Despite our addiction to smartphones, using them to pay for a new winter coat or that morning coffee has yet to become commonplace – even among tech obsessed digital natives, aka millennials.
Just a quarter of those aged between 18 and 35 are using mobile pay and only two per cent are using Apple Pay, the most high profile mobile pay service which had been expected to kickstart the cashless revolution when it launched last year.
The latest figures come from Vocalink, which surveyed millenials across Europe about their payment habits, concluding that the sector is still waiting for that "Uber moment".
"At this moment in time, it would seem millennials are still following their parent’s lead when it comes to making payments, using methods that they know and trust," said the payment provider's director of marketing and customer insight Cara O'Nions.
"So while attitudinally millennials may be game-changers, the research shows that more conservative behaviours are evident when it comes to making payments."
And while Apple and other tech companies are largely at the forefront of mobile pay development, the majority of millennials (58 per cent) would prefer their bank to be providing the service, it turns out.

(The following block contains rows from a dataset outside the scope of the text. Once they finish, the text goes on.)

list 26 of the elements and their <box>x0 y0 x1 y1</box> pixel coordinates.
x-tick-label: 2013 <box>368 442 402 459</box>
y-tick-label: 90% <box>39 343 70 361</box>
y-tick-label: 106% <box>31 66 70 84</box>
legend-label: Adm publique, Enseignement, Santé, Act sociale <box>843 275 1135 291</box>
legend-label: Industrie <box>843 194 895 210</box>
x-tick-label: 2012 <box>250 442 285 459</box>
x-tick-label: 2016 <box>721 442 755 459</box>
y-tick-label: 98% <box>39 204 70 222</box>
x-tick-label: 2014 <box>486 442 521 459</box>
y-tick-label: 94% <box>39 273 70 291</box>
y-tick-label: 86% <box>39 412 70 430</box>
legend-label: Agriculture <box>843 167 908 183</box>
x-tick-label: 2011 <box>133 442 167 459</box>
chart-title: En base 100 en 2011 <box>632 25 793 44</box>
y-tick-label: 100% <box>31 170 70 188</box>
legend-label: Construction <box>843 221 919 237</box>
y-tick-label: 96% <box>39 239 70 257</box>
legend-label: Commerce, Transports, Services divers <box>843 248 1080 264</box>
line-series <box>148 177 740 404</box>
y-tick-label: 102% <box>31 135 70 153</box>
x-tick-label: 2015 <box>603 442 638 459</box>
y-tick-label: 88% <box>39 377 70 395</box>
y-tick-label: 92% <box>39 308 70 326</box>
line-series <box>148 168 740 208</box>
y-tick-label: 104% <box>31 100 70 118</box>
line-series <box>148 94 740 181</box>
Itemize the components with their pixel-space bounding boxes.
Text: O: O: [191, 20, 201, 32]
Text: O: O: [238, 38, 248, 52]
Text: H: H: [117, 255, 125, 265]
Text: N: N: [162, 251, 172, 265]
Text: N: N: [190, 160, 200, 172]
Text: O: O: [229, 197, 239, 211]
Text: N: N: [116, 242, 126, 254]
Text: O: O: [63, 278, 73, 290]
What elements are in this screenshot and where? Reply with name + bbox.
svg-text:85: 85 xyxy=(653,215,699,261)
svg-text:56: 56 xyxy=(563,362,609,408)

"It is particularly interesting to see that millennials would prefer to remain with traditional payment providers while they are waiting for advancements in the market, and if they were to consider mobile payments in the future, the majority would prefer that this was offered by their bank," added O'Nions.
Most major banks in the UK have supported Apple Pay as well as the equivalent on Google's Android. However, Barclays has launched its own contactless pay app.